On Thu, Jan 26, 2012 at 6:44 AM, Pierre Haessig <pierre.haessig@crans.org> wrote:
Le 21/01/2012 20:49, Benjamin Root a écrit :
> Consider making an assignment first to the real part, and then to the
> imaginary part, the second assignment would wipe out the first (if we
> want to be consistent).
Charles case is pretty tricky and I may be confused. However, I don't
see why "the 2nd assignment should wipe out the 1st".

Indeed, considering with start with C = NA (complex)

1)  When assigning the real part of C to some value, the mask indeed
should be clear (if we assume this operation zeroes the imaginary part,
which would make sense)
2) When assigning the imaginary part to some value, C is no more masked
and there should be indeed no need to clear the real part.

I'm assuming here it is easy to access & set separately the real/im part
of a complex number. However, I pretty much unaware of complex number
memory representation...
If this separate access is not easy, then I would question the ability
to have a real/im part view on complex data.

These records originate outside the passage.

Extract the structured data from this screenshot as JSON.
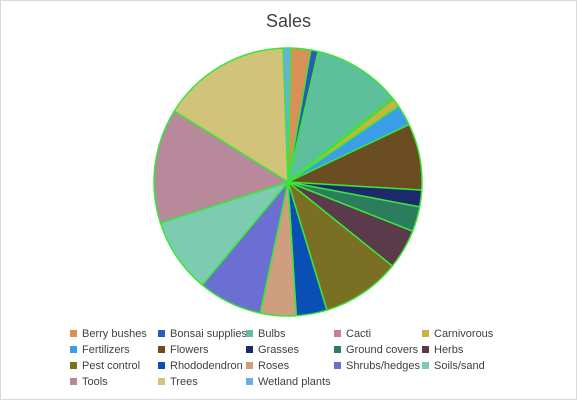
{
  "chart_data": {
    "type": "pie",
    "title": "Sales",
    "legend_position": "bottom",
    "slice_outline_color": "#39e639",
    "slices": [
      {
        "label": "Berry bushes",
        "value": 2.4,
        "color": "#d99056"
      },
      {
        "label": "Bonsai supplies",
        "value": 0.9,
        "color": "#3357b8"
      },
      {
        "label": "Bulbs",
        "value": 10.5,
        "color": "#5dbf9c"
      },
      {
        "label": "Cacti",
        "value": 0.3,
        "color": "#c97b9a"
      },
      {
        "label": "Carnivorous",
        "value": 1.0,
        "color": "#c8b540"
      },
      {
        "label": "Fertilizers",
        "value": 2.5,
        "color": "#3c9ee8"
      },
      {
        "label": "Flowers",
        "value": 8.0,
        "color": "#6b4d22"
      },
      {
        "label": "Grasses",
        "value": 2.0,
        "color": "#1c2a6b"
      },
      {
        "label": "Ground covers",
        "value": 3.0,
        "color": "#2b7d5d"
      },
      {
        "label": "Herbs",
        "value": 4.8,
        "color": "#5b3a4c"
      },
      {
        "label": "Pest control",
        "value": 9.5,
        "color": "#7a6f22"
      },
      {
        "label": "Rhododendron",
        "value": 3.7,
        "color": "#0a4fb5"
      },
      {
        "label": "Roses",
        "value": 4.3,
        "color": "#cf9e7f"
      },
      {
        "label": "Shrubs/hedges",
        "value": 7.7,
        "color": "#6b6fd1"
      },
      {
        "label": "Soils/sand",
        "value": 9.0,
        "color": "#7dccb2"
      },
      {
        "label": "Tools",
        "value": 13.8,
        "color": "#b8899a"
      },
      {
        "label": "Trees",
        "value": 15.5,
        "color": "#d1c47a"
      },
      {
        "label": "Wetland plants",
        "value": 0.9,
        "color": "#6aaee8"
      }
    ]
  }
}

My feeling is the the real/imag parts should each have their own mask initially copied from the complex array so that those parts could be separately manipulated but the mask on the original would not be affected. I don't think an assignment to, say, the imaginary part should have any effect on the real part and trying to mix the two would be too complicated. In the more general case of views that change the array size Mark thinks we should raise an exception, and I think that is probably the easiest way to go. Since is it possible to make an unmasked copy of an array I don't think that limits what can be done but some uncommon manipulations will be a bit more complicated.